Zusammenfassende Anmerkungen zum Haushalt:

  1. Steuereinnahmen und Umlagen
    Die budgetierten Steuereinnahmen sind allesamt gestiegen, zusammen mit allgemeinen Zuweisungen sind das 20,4 Mio. Euro. Das ist 1,8 Mio. Euro mehr als für 2023 angenommen.  Die Freude ist keine echte, denn der Landkreis greift der Gemeinde mit der stark erhöhten Kreisumlage mächtig in die Tasche. Ein stattlicher Betrag von 8,8 Mio. Euro fließt da ab, eine (weitere) Steigerung von 0,8 Mio. gegenüber 2023. Am Ende müssen wir planen, 0,4 Mio. Euro aus unserer Rücklage zu entnehmen, um den Verwaltungshaushalt zu decken. So ist zwar in den vergangenen Jahren die Steuerkraft der Gemeinde stetig gestiegen, Tutzing liegt aber noch auf Platz 11 von 14 Gemeinden! Bleibt also die Tatsache, dass die Einnahmen aus der Gewerbesteuer immer noch zu gering sind! Nur durch weiter steigende Einnahmen bei der Gewerbesteuer kann es uns gelingen, den finanziellen Spielraum der Gemeinde deutlich zu erhöhen, Einnahmemehrung ist das Stiochwort. Der Bürgermeister sucht ausdrücklich den Kontakt zu den Unternehmen in Tutzing. Vielleicht gewinnt er in den Gesprächen ja Erkenntnisse über geplantes Wachstum oder Erweiterungen mit entsprechend positiven Auswirkungen auf das Gewerbesteueraufkommen!
  2. Personalkosten
    Natürlich haben wir uns im Ausschuss die Personalkosten angeschaut, insbesondere die Steigerung um 12% hinterfragt. Hier haben wir kaum Spielraum gefunden, denn die Zahlungen für Tariferhöhung, Leistungszulagen, München-Zulagen oder Höhergruppierungen sind festgelegt. Anteilige Stellen aus 2023 sind nun mit den vollen 12 Monaten veranschlagt. Neue Stellen gibt es: ein Gerätewart für die Feuerwehr ist wegen eines bevorstehenden Ruhestands erforderlich. Eine sozialpädagogische Fachkraft könnte nach dem Sommer mit der Jugendarbeit beginnen, wenn eine Vorlage so beschlossen wird.
  3. Investitionen
    Und die Gemeinde wird auch weiter investieren. Ein Betrag von 6,9 Mio. Euro ist dafür vorgesehen, davon knapp 6 Mio. Euro für Baumaßnahmen. Die Liste, die der Bürgermeister vorgetragen hat, enthält im Wesentlichen nur Notwendigkeiten, die gemacht werden müssen. Erneuerung Hauptstraße und dazu die Wasserleitungen, Beseitigung des Wasserschadens in der Würmseehalle und so weiter. Das ist keine Kür, nur Pflicht. Jeder Punkt der Investitionsliste wurde einzeln diskutiert, mancher zurückgestellt.

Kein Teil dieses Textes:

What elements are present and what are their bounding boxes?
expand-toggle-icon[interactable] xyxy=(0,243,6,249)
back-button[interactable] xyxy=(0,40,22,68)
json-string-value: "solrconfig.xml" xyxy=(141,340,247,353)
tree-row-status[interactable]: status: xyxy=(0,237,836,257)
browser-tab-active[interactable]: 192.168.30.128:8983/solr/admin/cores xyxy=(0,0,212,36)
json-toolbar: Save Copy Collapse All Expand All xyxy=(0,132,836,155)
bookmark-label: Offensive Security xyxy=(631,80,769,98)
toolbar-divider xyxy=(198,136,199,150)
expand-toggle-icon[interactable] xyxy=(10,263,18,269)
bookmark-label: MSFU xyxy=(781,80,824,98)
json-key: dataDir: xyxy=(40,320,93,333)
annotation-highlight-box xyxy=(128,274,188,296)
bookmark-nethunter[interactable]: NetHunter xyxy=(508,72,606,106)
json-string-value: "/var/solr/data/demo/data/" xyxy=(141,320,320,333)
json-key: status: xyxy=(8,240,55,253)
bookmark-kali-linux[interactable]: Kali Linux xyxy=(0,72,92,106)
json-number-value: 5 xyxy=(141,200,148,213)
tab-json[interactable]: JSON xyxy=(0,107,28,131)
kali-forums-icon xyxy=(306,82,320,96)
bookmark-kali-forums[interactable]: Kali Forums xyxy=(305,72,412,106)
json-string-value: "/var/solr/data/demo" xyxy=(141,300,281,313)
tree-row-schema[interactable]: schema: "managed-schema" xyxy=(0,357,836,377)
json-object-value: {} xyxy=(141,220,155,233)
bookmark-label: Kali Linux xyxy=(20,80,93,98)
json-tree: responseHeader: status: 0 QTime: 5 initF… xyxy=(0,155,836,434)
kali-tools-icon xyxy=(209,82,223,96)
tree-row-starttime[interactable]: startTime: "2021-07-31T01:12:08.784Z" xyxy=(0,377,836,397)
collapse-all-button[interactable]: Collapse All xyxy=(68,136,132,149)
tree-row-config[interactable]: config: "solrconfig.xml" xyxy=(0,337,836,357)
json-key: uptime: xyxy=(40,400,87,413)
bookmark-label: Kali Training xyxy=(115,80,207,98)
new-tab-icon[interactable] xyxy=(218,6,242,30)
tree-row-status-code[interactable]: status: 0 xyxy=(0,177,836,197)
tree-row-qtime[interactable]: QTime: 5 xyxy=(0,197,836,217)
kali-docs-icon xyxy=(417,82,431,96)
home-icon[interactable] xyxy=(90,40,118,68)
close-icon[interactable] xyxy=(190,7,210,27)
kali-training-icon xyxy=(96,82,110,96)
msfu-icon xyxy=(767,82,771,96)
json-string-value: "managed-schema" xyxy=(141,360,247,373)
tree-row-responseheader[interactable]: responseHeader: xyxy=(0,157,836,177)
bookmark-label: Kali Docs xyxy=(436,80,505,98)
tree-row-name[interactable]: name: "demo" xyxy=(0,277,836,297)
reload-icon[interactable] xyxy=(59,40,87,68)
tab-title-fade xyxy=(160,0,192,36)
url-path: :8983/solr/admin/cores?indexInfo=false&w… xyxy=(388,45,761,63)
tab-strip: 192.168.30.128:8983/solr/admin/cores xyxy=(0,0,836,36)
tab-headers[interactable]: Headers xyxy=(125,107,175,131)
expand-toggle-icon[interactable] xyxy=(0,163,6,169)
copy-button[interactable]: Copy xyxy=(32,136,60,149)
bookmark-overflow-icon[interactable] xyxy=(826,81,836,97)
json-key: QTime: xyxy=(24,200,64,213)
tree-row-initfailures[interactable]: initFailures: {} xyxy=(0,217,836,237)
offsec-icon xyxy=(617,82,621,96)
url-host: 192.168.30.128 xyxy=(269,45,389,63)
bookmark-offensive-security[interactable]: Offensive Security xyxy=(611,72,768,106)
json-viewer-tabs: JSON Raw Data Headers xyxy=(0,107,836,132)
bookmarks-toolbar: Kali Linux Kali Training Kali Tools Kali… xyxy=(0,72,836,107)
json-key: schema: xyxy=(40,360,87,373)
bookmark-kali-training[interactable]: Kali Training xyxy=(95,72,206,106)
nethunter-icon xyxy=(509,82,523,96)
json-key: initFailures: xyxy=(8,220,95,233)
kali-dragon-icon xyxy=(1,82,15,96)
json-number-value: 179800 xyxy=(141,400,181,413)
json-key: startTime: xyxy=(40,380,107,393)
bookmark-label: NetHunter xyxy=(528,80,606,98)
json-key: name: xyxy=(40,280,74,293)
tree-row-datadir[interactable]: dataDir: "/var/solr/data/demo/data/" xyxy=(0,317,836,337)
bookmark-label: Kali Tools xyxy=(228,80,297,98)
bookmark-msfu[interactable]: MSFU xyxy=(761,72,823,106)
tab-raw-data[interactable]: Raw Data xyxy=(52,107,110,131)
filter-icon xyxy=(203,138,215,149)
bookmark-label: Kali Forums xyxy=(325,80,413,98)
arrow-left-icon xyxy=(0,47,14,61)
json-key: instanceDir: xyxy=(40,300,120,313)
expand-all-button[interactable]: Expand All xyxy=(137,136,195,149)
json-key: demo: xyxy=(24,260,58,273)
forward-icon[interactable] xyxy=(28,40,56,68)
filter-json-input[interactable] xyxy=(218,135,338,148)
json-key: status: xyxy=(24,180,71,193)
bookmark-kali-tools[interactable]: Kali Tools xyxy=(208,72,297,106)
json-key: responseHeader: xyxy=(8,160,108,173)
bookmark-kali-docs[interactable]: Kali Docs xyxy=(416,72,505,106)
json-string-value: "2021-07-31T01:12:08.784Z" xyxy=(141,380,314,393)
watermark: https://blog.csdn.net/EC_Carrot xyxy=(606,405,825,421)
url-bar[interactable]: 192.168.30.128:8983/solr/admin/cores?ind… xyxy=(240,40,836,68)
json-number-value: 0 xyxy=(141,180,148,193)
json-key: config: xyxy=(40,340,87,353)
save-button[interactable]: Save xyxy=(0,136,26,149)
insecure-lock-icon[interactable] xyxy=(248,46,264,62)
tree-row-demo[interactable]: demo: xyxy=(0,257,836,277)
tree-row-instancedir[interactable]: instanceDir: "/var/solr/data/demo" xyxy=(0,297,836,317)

  4. Finanzierung Mittelschule
    Die Finanzierung Mittelschule wird ein Thema für die nächsten drei Jahre bleiben. Brutto rd. 25 Mio. Euro, netto, das heißt nach Abzug von Fördermitteln und Beteiligung der Nachbargemeinden müssen immerhin noch rd. 12 Mio. Euro finanziert werden. Für die Durchführung dieses großen Projekts hat die Gemeinde einen Geschäftsbesorgungsvertrag abgeschlossen, sich sozusagen ein Bauamt auf Zeit eingekauft. Dabei wird auch die Zwischenfinanzierung übernommen. Am Ende aber muss die Gemeinde den Rest, geschätzt eben 12 Mio. Euro bezahlen. Ende 2026 wird die erste Abrechnung präsentiert,  ein jahr später die Schlussabrechnung. Zur Erinnerung: Für den Beginn des Vorhabens hatte das Landratsamt verlangt, dass die Gemeinde das Grundstück mit der Kustermannvilla quasi verpfändet. Sollte sich also keine andere Lösung finden, ist es aus heutiger Sicht der Finanzlage anzunehmen, dass ein Verkauf oder ein Teilverkauf notwendig wird.
  1. Trotzdem an die Zukunft denken
    Es bleibt also festzuhalten, dass die strukturelle Einnahmelücke bleibt – und dies eben trotz der erhöhten Steuereinnahmen. Darauf sollten wir unseren Blick in unseren kommenden Arbeitssitzungen im Rahmen des ISEK und der breit angelegten Voruntersuchungen richten und die Finanzen der Gemeinde mehr in den Mittelpunkt rücken, wie Ratskollege Dr. Thomas von Mitschke-Collande betonte. Im Haushalt 2024 und der mittelfristigen Finanzplanung wurden die erforderlichen Mittel für den Prozess des ISEK eingestellt (einschl. der Fördermittel). Nach dem Beginn in 2023 können wir diese wichtige Arbeit fortsetzen.